À LA UNE DU 12 JUIN 2026

Malgré son contrôle électronique, elle s’attaque à ses voisins en pleine rue

Par Hugo Clement - 12 Juin 2026, 20:10

À Cahors, une agression violente soulève des tensions au sein du quartier

Poursuivie pour agression à Cahors : une discothèque sous le choc

Dans la nuit du 29 mai 2026, la discothèque Ice Club de Cahors a été le théâtre d’une agression qui a choqué les collaborateurs et clients présents. Aux alentours de 4 heures du matin, des témoins, dont un vigile et le DJ, ont signalé une attaque d’une femme résidant à proximité, conduisant à une procédure judiciaire.

Des versions opposées au tribunal de Cahors

Le tribunal correctionnel de Cahors a vu se confronter deux récits diamétralement opposés lors de l’audience du 9 juin.

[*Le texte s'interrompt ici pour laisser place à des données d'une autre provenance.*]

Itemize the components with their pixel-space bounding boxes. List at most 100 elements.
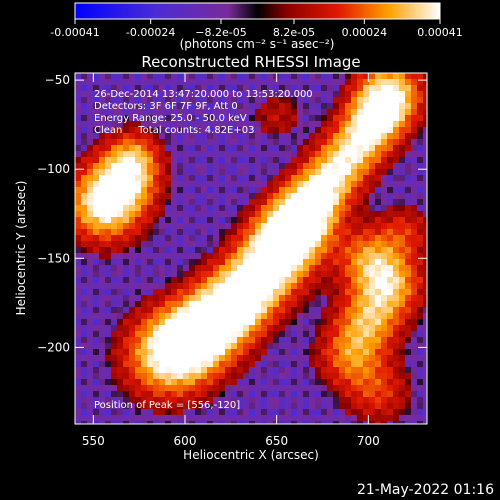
heatmap-cell: [393, 175, 399, 181]
heatmap-cell: [225, 367, 231, 373]
heatmap-cell: [255, 163, 261, 169]
heatmap-cell: [387, 235, 393, 241]
heatmap-cell: [171, 205, 177, 211]
heatmap-cell: [213, 313, 219, 319]
heatmap-cell: [417, 187, 423, 193]
heatmap-cell: [357, 97, 363, 103]
heatmap-cell: [405, 193, 411, 199]
heatmap-cell: [345, 163, 351, 169]
heatmap-cell: [153, 391, 159, 397]
heatmap-cell: [333, 145, 339, 151]
heatmap-cell: [357, 259, 363, 265]
heatmap-cell: [201, 247, 207, 253]
heatmap-cell: [357, 265, 363, 271]
heatmap-cell: [171, 319, 177, 325]
heatmap-cell: [147, 265, 153, 271]
heatmap-cell: [423, 283, 427, 289]
heatmap-cell: [309, 97, 315, 103]
heatmap-cell: [339, 337, 345, 343]
heatmap-cell: [303, 73, 309, 79]
heatmap-cell: [105, 247, 111, 253]
heatmap-cell: [135, 193, 141, 199]
heatmap-cell: [147, 271, 153, 277]
heatmap-cell: [423, 319, 427, 325]
heatmap-cell: [159, 421, 165, 424]
heatmap-cell: [213, 85, 219, 91]
heatmap-cell: [405, 223, 411, 229]
heatmap-cell: [93, 259, 99, 265]
heatmap-cell: [75, 415, 81, 421]
heatmap-cell: [213, 325, 219, 331]
heatmap-cell: [195, 127, 201, 133]
heatmap-cell: [399, 349, 405, 355]
heatmap-cell: [363, 133, 369, 139]
heatmap-cell: [249, 307, 255, 313]
observation-info: 26-Dec-2014 13:47:20.000 to 13:53:20.000…: [94, 89, 313, 136]
heatmap-cell: [165, 385, 171, 391]
heatmap-cell: [129, 205, 135, 211]
heatmap-cell: [147, 403, 153, 409]
heatmap-cell: [105, 307, 111, 313]
heatmap-cell: [279, 391, 285, 397]
heatmap-cell: [129, 265, 135, 271]
heatmap-cell: [117, 181, 123, 187]
heatmap-cell: [387, 379, 393, 385]
heatmap-cell: [135, 301, 141, 307]
heatmap-cell: [417, 289, 423, 295]
heatmap-cell: [99, 367, 105, 373]
heatmap-cell: [243, 349, 249, 355]
heatmap-cell: [249, 169, 255, 175]
heatmap-cell: [159, 79, 165, 85]
heatmap-cell: [417, 115, 423, 121]
heatmap-cell: [195, 91, 201, 97]
heatmap-cell: [249, 199, 255, 205]
heatmap-cell: [183, 223, 189, 229]
heatmap-cell: [177, 307, 183, 313]
heatmap-cell: [135, 169, 141, 175]
heatmap-cell: [249, 253, 255, 259]
heatmap-cell: [147, 391, 153, 397]
colorbar-tick-label: −8.2e-05: [195, 26, 246, 39]
heatmap-cell: [93, 337, 99, 343]
heatmap-cell: [111, 151, 117, 157]
heatmap-cell: [381, 265, 387, 271]
heatmap-cell: [111, 199, 117, 205]
heatmap-cell: [363, 289, 369, 295]
heatmap-cell: [291, 127, 297, 133]
heatmap-cell: [165, 247, 171, 253]
heatmap-cell: [261, 193, 267, 199]
heatmap-cell: [207, 109, 213, 115]
heatmap-cell: [189, 361, 195, 367]
heatmap-cell: [369, 223, 375, 229]
heatmap-cell: [411, 421, 417, 424]
heatmap-cell: [381, 199, 387, 205]
heatmap-cell: [417, 193, 423, 199]
heatmap-cell: [81, 301, 87, 307]
heatmap-cell: [207, 271, 213, 277]
heatmap-cell: [339, 235, 345, 241]
heatmap-cell: [321, 247, 327, 253]
heatmap-cell: [261, 415, 267, 421]
heatmap-cell: [75, 379, 81, 385]
heatmap-cell: [129, 181, 135, 187]
heatmap-cell: [267, 421, 273, 424]
heatmap-cell: [423, 361, 427, 367]
heatmap-cell: [93, 91, 99, 97]
heatmap-cell: [147, 79, 153, 85]
heatmap-cell: [93, 157, 99, 163]
heatmap-cell: [411, 169, 417, 175]
heatmap-cell: [333, 391, 339, 397]
heatmap-cell: [129, 283, 135, 289]
heatmap-cell: [87, 379, 93, 385]
heatmap-cell: [195, 205, 201, 211]
chart-title: Reconstructed RHESSI Image: [141, 53, 360, 71]
heatmap-cell: [123, 79, 129, 85]
heatmap-cell: [165, 235, 171, 241]
heatmap-cell: [189, 193, 195, 199]
heatmap-cell: [219, 325, 225, 331]
heatmap-cell: [189, 379, 195, 385]
heatmap-cell: [213, 337, 219, 343]
heatmap-cell: [171, 235, 177, 241]
heatmap-cell: [201, 97, 207, 103]
heatmap-cell: [333, 343, 339, 349]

D’une part, la prévenue, âgée de 28 ans, connue des services judiciaires, a nié les faits. Elle a affirmé n’avoir jamais quitté son appartement, en raison d’un bracelet électronique imposé suite à une peine antérieure. Les témoins, quant à eux, soutiennent que, armée d’un couteau, elle aurait menacé plusieurs personnes, y compris des clients et employés du club. D’après des informations publiées, six témoins corroborent la version des victimes, tandis que la prévenue prétend que les véritables agresseurs sont en réalité les employés de la discothèque.

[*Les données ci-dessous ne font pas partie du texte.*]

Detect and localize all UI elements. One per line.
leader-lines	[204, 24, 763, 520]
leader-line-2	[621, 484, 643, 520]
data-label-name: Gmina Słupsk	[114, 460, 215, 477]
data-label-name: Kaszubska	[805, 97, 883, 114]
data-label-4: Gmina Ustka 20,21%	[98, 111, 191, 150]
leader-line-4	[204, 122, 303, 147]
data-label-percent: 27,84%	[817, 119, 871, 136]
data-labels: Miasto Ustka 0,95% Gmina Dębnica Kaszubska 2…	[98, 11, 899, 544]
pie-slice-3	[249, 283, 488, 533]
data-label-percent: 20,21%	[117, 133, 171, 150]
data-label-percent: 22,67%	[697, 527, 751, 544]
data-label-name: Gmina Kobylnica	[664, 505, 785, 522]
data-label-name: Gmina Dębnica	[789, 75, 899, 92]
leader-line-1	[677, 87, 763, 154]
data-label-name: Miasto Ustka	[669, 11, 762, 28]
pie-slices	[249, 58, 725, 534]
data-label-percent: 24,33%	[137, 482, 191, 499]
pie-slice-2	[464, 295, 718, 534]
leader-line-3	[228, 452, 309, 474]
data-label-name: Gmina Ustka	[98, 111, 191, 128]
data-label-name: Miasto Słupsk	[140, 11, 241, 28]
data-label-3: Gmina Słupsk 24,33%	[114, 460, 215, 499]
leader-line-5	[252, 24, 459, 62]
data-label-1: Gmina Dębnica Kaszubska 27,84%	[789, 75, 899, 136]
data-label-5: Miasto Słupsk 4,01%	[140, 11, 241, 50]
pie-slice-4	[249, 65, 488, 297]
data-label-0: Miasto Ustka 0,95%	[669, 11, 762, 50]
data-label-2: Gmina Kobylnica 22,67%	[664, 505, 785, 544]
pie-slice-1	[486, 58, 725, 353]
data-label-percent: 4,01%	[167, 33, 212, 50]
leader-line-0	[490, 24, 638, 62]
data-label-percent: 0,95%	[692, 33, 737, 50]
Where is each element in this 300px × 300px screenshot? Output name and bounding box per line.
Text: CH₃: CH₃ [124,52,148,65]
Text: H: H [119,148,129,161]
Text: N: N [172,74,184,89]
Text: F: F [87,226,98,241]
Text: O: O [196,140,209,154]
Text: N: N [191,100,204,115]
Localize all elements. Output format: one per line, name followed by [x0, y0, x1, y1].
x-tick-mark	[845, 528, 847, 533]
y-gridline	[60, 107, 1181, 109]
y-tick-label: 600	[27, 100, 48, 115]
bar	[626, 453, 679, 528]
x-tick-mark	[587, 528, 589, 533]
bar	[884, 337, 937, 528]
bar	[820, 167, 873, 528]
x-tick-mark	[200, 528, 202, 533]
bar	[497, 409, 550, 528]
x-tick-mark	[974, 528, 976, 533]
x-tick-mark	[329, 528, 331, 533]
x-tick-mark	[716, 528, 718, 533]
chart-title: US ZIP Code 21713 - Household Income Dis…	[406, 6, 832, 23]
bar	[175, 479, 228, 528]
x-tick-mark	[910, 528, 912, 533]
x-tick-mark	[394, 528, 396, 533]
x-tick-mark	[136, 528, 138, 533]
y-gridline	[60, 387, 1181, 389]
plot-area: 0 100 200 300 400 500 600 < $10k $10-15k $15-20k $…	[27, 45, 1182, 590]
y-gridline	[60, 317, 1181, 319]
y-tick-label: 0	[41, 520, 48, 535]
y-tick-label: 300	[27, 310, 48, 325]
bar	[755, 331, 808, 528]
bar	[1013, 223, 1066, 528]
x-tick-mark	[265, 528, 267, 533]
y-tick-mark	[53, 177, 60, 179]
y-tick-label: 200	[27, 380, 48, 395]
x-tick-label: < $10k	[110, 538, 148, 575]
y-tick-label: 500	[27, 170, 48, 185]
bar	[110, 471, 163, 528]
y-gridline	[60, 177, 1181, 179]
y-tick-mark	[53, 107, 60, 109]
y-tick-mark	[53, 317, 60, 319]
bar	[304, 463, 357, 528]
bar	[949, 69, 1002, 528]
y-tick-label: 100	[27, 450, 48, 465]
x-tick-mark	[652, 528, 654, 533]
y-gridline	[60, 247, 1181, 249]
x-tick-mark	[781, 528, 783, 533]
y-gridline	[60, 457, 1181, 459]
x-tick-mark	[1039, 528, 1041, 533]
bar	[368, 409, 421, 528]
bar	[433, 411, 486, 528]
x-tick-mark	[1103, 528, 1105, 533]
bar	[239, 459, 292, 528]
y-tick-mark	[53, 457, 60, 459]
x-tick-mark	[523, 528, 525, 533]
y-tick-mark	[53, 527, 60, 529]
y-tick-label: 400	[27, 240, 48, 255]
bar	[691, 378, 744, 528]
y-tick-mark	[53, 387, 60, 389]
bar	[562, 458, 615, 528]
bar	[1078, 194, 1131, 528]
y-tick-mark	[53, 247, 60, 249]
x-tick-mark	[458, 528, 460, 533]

La gravité des accusations

La prévenue est accusée de « violence avec usage ou menace d’une arme », un chef d’accusation qui pèse lourd dans la balance. Les victimes réclament des dommages pour préjudice moral, le vigile évaluant sa demande à 5 000 euros et le DJ à 1 000 euros. Finalement, les montants accordés seront nettement inférieurs : 500 euros pour le vigile et 300 euros pour le DJ. L’affaire soulève des questions sur la sécurité dans les lieux de divertissement à Cahors, un sujet que les gérants de la discothèque souhaitent aborder pour protéger à la fois leurs employés et leur clientèle.

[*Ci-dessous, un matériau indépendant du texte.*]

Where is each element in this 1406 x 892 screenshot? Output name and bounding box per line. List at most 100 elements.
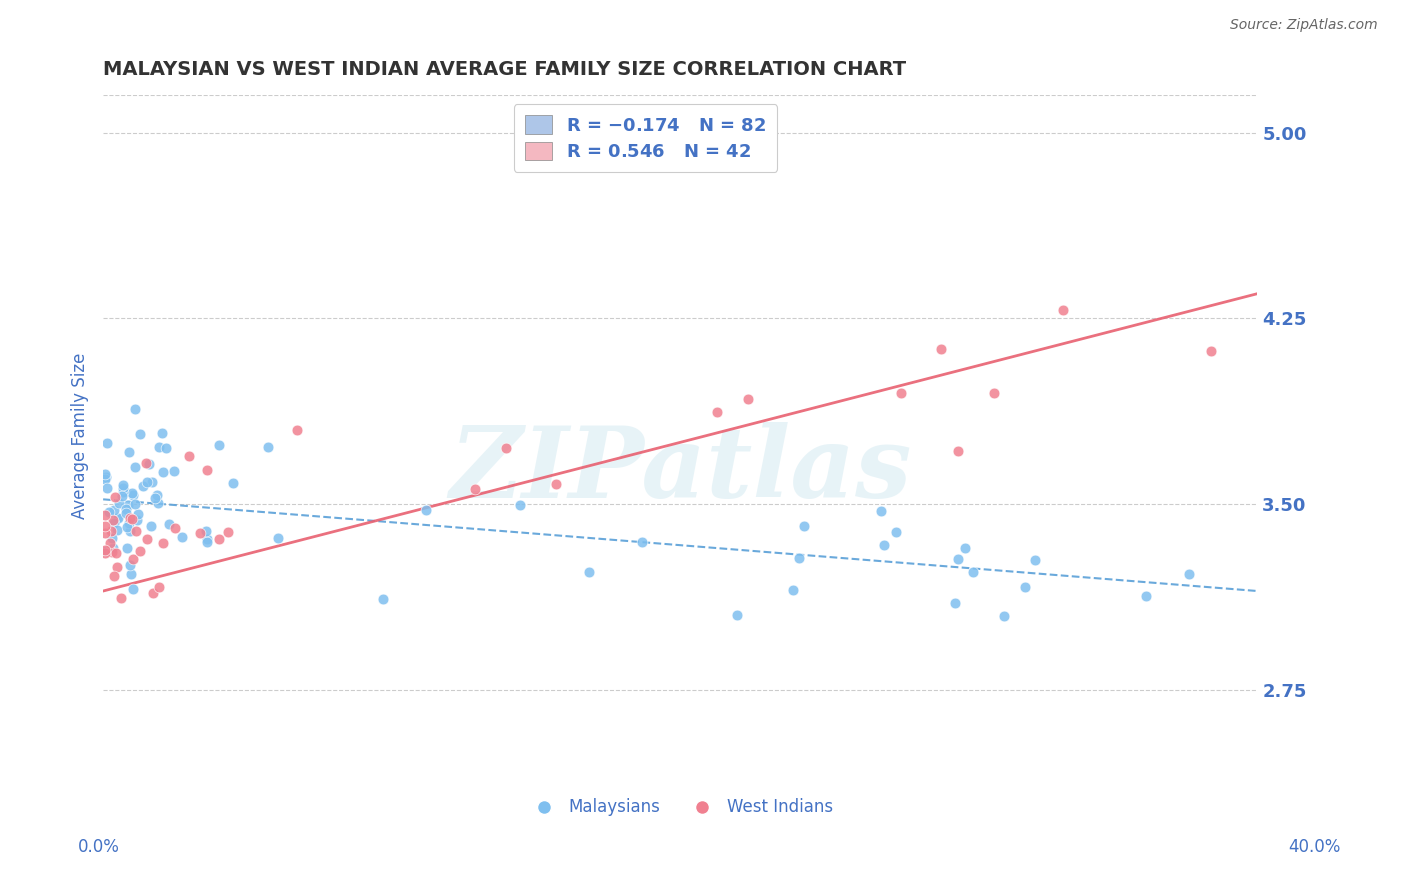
Point (165, 521, 187, 535)
Point (207, 532, 229, 546)
Point (104, 490, 127, 504)
Point (737, 392, 759, 406)
Point (146, 496, 169, 510)
Point (157, 516, 180, 531)
Point (93, 467, 115, 482)
Point (873, 538, 896, 552)
Point (135, 475, 157, 490)
Point (112, 485, 135, 500)
Point (103, 569, 125, 583)
Point (135, 532, 157, 546)
Point (371, 592, 394, 607)
Point (129, 426, 152, 441)
Point (1135, 589, 1157, 603)
Point (112, 477, 135, 491)
Point (120, 511, 142, 525)
Text: ZIPatlas: ZIPatlas (449, 422, 911, 518)
Point (115, 506, 138, 520)
Legend: Malaysians, West Indians: Malaysians, West Indians (520, 792, 841, 823)
Y-axis label: Average Family Size: Average Family Size (72, 353, 89, 519)
Point (725, 608, 748, 623)
Point (93, 526, 115, 541)
Point (94, 519, 117, 533)
Point (105, 511, 128, 525)
Point (1014, 580, 1036, 594)
Text: 0.0%: 0.0% (77, 838, 120, 856)
Point (194, 524, 217, 539)
Point (578, 565, 600, 579)
Point (1199, 344, 1222, 359)
Point (217, 525, 239, 540)
Point (195, 535, 218, 549)
Point (118, 445, 141, 459)
Point (125, 513, 148, 527)
Point (870, 503, 893, 517)
Text: MALAYSIAN VS WEST INDIAN AVERAGE FAMILY SIZE CORRELATION CHART: MALAYSIAN VS WEST INDIAN AVERAGE FAMILY … (103, 60, 907, 78)
Point (155, 441, 177, 455)
Point (122, 488, 145, 502)
Point (124, 402, 146, 417)
Point (285, 423, 308, 437)
Point (122, 582, 145, 597)
Point (148, 440, 170, 454)
Point (195, 463, 218, 477)
Point (132, 479, 155, 493)
Point (143, 491, 166, 505)
Point (124, 460, 146, 475)
Point (108, 496, 131, 510)
Point (121, 512, 143, 526)
Point (630, 534, 652, 549)
Point (124, 497, 146, 511)
Point (415, 502, 437, 516)
Point (93, 546, 115, 560)
Point (120, 524, 142, 538)
Point (257, 440, 280, 454)
Point (509, 498, 531, 512)
Point (464, 482, 486, 496)
Point (117, 498, 139, 512)
Point (983, 385, 1005, 400)
Point (96, 469, 118, 483)
Point (111, 481, 134, 495)
Point (782, 582, 804, 597)
Point (100, 544, 122, 558)
Point (222, 475, 245, 490)
Point (1052, 302, 1074, 317)
Point (962, 565, 984, 579)
Point (152, 535, 174, 549)
Point (267, 531, 290, 545)
Point (112, 484, 135, 499)
Point (138, 457, 160, 471)
Point (93, 472, 115, 486)
Point (170, 530, 193, 544)
Point (120, 567, 142, 582)
Point (103, 503, 125, 517)
Point (103, 513, 125, 527)
Point (98, 536, 121, 550)
Point (544, 477, 567, 491)
Point (118, 558, 141, 572)
Point (141, 475, 163, 489)
Point (948, 444, 970, 458)
Point (104, 546, 127, 560)
Point (118, 516, 141, 530)
Point (107, 511, 129, 525)
Point (946, 551, 969, 566)
Point (993, 609, 1015, 624)
Point (96, 481, 118, 495)
Point (129, 544, 152, 558)
Point (105, 560, 128, 574)
Point (121, 486, 143, 500)
Point (1024, 553, 1046, 567)
Point (190, 526, 212, 541)
Text: 40.0%: 40.0% (1288, 838, 1341, 856)
Point (139, 519, 162, 533)
Point (195, 532, 218, 546)
Point (929, 342, 952, 356)
Point (706, 405, 728, 419)
Point (121, 552, 143, 566)
Point (150, 425, 173, 440)
Point (101, 541, 124, 555)
Point (1178, 566, 1201, 581)
Point (115, 520, 138, 534)
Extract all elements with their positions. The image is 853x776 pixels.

Le verdict et ses conséquences

À l’issue de l’audience, la substitut du procureur a requis une peine de 12 mois de prison ferme, soulignant que le bracelet électronique pouvait être défectueux. Cependant, les juges ont finalement opté pour une peine de 10 mois de prison ferme, assortie d’un mandat de dépôt à effet différé. La jeune femme a également reçu une interdiction de contacter les victimes pendant trois ans. Ce verdict rappelle la nécessité d’une attention particulière aux paroles des témoins et à la prise de décisions judicieuses qui garantiront la sécurité des citoyens.